LLM for name/gender classification
Posted by trosler@reddit | LocalLLaMA | View on Reddit | 11 comments
Hey there,
I have a task where I have a huge list with names (e.g. John Smith). And I want to use a LLM to assign a gender to each name (m/f/ambiguous). I have read some research papers that recommended mistral-nemo for this task, yet in my personal tests, the results were mixed. When running the model on the identical data, the results vary a lot, sometimes with very clear names (e.g. John Smith). I hand the LLM the prompt and included, a short list of the names (say, 10 at a time).
- Can you recommend a local LLM for this task?
- Is this "batch" approach fine?
Thanks for ideas and input.
PS: for the "easy" names I used another Python library, so only the truly difficult names remain in the actual dataset.
Daemontatox@reddit
I highly suggest not using llms as you have noticed, the results wont be deterministic or as accurate as you hope and some names will introduce ambiguity,
I suggest taking a look at bert based classification models instead or their successors (not really upto date with the topic or task) , they should be faster ,and better.
For example you can try this model and compare the results to nemo that you have tried .
Another repo that should prove helpful.
CooperDK@reddit
That would have been true two years ago. Modern LLMs are much better.
mtmttuan@reddit
If you only have the name then you should just use a lookup table. Probably more accurate than any models.

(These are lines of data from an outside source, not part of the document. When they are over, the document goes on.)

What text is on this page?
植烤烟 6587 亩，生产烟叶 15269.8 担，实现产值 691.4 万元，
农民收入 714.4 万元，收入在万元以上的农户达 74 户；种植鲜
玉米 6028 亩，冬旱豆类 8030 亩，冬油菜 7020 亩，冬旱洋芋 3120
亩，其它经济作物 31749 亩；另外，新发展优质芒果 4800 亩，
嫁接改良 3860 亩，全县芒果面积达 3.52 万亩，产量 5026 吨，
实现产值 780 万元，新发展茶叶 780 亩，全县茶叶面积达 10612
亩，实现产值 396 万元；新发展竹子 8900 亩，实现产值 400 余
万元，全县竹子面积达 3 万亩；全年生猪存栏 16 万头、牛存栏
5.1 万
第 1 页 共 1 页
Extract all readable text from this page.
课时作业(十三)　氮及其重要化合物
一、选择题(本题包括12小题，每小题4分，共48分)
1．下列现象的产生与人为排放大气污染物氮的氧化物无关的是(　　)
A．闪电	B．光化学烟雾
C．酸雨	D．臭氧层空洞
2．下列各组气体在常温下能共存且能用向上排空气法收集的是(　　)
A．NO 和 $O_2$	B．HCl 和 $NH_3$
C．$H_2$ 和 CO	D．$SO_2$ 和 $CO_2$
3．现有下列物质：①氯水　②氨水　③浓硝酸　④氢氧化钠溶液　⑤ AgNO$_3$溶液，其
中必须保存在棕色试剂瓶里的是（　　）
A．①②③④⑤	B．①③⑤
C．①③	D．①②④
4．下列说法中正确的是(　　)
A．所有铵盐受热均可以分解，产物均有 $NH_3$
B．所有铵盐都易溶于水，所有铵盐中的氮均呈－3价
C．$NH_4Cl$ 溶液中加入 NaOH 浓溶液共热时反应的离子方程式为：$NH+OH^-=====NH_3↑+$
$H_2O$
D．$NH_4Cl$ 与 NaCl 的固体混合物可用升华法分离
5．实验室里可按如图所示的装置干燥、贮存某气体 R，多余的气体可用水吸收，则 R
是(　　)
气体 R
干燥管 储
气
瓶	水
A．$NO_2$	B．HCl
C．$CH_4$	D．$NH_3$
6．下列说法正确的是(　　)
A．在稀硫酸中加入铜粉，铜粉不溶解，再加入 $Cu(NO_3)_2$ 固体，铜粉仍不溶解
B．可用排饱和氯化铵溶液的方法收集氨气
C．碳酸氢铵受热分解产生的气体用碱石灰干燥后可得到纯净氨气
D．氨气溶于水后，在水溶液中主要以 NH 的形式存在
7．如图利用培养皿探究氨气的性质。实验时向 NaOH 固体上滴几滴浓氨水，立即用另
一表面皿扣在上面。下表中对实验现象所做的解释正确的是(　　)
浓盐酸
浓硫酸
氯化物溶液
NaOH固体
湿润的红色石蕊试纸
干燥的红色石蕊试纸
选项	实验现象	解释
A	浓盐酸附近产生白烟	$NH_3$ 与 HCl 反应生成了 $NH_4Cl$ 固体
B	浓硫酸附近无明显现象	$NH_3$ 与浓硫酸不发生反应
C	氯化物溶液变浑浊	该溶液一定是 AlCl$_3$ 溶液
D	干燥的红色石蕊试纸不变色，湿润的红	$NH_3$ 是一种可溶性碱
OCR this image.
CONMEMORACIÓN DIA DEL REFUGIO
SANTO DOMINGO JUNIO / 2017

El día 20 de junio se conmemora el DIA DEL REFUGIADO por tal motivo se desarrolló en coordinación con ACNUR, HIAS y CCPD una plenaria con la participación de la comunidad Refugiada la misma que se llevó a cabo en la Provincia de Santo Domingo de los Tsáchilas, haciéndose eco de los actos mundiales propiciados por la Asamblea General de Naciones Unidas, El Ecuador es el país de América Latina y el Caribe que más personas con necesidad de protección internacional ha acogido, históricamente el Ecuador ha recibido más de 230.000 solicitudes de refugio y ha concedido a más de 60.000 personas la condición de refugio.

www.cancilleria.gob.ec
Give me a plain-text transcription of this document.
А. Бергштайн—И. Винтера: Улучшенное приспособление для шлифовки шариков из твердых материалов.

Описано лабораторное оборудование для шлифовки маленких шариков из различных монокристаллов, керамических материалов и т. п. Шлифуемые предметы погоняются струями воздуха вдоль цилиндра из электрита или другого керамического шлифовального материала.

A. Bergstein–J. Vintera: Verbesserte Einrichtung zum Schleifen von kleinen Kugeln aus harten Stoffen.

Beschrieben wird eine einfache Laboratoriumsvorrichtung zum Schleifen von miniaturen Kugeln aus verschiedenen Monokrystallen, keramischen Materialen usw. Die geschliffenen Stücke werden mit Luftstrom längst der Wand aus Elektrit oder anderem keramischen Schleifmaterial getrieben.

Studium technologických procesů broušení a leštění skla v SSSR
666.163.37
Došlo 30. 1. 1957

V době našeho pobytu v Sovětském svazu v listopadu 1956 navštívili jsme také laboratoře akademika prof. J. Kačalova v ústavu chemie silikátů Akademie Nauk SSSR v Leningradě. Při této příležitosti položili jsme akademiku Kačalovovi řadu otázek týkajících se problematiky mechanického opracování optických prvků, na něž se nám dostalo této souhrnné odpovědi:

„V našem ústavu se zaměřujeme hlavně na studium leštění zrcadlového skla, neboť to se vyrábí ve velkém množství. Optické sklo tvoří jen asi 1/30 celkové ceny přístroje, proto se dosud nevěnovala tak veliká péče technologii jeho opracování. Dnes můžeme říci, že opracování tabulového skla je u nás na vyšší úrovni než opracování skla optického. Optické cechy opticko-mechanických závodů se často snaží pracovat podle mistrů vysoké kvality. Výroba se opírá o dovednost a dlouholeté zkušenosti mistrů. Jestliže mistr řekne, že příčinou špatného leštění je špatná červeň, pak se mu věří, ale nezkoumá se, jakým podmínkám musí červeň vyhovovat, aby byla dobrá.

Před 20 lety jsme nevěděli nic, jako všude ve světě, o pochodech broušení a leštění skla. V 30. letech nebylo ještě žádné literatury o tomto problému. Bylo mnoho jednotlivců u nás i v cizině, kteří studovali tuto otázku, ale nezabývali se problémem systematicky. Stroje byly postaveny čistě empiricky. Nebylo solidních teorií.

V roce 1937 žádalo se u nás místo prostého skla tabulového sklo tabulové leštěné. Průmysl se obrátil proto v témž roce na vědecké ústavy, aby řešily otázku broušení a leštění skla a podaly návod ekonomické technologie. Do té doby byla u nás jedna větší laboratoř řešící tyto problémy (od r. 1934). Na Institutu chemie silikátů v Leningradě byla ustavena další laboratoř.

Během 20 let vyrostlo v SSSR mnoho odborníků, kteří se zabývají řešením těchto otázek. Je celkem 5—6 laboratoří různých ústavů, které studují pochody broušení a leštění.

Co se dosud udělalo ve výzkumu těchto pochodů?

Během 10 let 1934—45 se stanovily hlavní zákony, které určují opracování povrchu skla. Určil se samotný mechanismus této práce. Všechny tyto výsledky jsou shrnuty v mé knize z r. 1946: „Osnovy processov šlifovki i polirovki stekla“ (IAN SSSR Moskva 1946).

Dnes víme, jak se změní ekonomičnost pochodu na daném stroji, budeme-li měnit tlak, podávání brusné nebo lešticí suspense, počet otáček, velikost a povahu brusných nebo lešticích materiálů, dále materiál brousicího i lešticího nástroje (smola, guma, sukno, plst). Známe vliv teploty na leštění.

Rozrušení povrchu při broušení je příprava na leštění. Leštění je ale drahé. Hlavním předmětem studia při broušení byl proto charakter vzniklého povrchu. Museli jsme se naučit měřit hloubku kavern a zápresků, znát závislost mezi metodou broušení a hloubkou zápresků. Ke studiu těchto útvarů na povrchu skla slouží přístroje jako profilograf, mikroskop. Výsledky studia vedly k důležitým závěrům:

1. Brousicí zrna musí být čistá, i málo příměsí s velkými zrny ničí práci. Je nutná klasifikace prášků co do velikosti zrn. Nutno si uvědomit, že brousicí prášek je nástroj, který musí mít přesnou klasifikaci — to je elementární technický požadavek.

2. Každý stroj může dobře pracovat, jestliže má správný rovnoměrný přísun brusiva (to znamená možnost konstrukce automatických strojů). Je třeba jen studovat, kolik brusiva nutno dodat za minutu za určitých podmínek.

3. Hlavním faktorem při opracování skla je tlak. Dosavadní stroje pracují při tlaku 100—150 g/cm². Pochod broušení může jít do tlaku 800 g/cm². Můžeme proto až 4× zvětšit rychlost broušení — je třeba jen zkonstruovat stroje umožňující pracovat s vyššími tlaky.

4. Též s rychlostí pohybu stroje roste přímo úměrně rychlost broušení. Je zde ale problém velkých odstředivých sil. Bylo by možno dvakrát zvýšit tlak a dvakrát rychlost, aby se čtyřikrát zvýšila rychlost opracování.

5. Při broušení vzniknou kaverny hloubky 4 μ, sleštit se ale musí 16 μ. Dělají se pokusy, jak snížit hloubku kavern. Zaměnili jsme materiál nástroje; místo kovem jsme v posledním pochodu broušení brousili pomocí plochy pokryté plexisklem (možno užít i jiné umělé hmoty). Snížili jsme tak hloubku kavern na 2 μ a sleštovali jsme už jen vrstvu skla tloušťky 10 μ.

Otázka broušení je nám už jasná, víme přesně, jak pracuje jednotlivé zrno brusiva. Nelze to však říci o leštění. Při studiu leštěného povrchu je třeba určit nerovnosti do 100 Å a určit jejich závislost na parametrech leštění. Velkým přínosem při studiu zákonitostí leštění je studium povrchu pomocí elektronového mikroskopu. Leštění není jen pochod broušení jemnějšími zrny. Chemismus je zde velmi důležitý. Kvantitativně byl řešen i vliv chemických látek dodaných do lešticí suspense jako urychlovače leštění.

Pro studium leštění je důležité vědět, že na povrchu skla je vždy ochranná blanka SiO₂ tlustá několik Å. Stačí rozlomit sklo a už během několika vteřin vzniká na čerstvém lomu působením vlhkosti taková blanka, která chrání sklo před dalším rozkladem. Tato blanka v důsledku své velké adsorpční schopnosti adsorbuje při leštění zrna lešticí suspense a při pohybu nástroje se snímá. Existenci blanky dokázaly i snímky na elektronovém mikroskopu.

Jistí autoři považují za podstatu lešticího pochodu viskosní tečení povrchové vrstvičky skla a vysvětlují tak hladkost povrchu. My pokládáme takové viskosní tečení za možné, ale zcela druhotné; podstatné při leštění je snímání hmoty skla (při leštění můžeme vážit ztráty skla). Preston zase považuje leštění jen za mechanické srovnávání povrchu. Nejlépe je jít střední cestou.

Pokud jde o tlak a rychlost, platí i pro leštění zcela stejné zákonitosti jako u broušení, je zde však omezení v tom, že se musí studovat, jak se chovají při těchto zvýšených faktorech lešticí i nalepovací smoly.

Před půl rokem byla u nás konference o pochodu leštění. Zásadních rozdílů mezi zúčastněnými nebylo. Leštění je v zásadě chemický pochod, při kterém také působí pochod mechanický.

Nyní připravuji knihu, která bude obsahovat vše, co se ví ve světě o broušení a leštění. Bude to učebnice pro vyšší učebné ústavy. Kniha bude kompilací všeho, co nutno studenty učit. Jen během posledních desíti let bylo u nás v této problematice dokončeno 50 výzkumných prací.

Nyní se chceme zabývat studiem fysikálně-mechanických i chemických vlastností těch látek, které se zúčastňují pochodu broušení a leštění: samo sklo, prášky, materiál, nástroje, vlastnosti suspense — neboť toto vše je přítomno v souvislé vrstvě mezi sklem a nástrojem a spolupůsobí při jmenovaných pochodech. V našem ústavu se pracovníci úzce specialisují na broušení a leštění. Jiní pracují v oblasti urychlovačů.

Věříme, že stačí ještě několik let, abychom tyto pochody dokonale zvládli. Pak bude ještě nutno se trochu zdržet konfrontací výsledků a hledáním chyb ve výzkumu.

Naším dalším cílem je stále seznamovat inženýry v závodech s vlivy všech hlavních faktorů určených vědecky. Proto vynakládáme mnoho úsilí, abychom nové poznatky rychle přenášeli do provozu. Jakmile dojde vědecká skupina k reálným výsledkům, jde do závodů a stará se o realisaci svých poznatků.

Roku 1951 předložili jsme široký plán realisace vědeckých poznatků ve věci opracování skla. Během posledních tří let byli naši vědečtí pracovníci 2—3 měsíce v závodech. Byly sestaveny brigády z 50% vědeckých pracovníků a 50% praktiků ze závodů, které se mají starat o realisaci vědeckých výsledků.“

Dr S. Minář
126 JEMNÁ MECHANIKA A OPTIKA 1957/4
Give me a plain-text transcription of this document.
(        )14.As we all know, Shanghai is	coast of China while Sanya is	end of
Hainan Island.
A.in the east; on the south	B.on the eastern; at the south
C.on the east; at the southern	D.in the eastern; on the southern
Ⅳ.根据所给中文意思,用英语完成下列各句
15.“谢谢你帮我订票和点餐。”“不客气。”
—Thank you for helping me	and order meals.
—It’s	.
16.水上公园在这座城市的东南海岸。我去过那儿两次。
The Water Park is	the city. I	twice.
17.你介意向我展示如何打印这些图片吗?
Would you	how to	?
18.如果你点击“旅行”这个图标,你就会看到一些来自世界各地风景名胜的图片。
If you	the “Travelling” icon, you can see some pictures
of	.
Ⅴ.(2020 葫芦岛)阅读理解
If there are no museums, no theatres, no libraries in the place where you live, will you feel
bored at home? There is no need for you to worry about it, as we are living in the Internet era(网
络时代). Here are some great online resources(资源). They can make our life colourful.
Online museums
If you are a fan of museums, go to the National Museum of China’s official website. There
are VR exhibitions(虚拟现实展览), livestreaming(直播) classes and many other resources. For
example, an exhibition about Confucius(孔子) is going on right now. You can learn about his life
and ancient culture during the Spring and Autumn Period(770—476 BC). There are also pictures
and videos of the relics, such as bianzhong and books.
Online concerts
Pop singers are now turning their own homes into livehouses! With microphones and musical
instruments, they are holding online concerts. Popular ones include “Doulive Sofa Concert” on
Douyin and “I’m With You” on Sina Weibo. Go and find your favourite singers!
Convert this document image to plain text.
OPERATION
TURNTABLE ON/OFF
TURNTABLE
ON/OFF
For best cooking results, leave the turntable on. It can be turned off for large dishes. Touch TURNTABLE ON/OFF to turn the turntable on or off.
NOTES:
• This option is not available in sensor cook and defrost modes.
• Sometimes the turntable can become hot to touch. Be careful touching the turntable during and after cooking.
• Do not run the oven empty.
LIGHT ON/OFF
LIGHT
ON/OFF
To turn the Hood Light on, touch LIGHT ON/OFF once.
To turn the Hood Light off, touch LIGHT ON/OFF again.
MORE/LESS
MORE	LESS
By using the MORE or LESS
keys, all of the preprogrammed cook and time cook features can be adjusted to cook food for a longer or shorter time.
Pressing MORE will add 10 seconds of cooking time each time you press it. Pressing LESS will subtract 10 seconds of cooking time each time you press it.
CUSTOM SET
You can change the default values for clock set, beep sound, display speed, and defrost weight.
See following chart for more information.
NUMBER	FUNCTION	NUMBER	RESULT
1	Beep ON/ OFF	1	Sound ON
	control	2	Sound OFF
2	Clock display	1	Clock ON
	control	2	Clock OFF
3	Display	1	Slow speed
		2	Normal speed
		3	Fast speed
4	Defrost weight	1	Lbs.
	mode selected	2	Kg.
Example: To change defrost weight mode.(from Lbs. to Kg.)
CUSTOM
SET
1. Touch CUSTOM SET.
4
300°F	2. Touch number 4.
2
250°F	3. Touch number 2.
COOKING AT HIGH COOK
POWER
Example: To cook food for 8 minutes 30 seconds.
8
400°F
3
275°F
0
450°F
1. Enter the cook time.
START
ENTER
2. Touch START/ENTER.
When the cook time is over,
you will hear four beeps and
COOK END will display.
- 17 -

If you're fancy you can aggregate all similar names and calculate how often that name is of male/female.
RiseStock@reddit
If you are in the USA the SSa releases baby names annually for the most popular names with sex and ethnicity information. You don't need an LLM or necessarily want an LLM. You could implement a lookup and take the precedence
Darth_Candy@reddit
OP, this is the way to go. Another similar option is to take that database and try to make your own classification model using the SK-Learn Python library (they make it easy and there are endless tutorials online, I promise). Using a large language model for this is hydrogen bomb vs coughing baby.
1-800-methdyke@reddit
The only correct use for an LLM in this situation is to write some code to train a classification model.
SadEntertainer9808@reddit
OP, how many names are you talking about? Any modern LLM should be able to perform this task, but some will cost more (in time and/or money) than others.
somerussianbear@reddit
I can see people already pissed online complaining they were “CLASSIFIED” by an algorithm that didn’t get their pronouns right.
DevilaN82@reddit
Why not extracting name and check in database of known names?
Seems that everything looks like a nail when you've got hammer in your hand...
my_name_isnt_clever@reddit
Have you tested this at scale to determine if it's good enough for you? Given the nature of LLMs, I wouldn't be at all surprised to see it determine a name like "Leslie" as female one run and ambiguous on another. And that's not even considering rare names with incomplete training data.
CooperDK@reddit
Any model should be able to do this. But you can train a small LLM say around 0.5B parameters on lists of male and female names. You just have to write each Json entry as you need them output.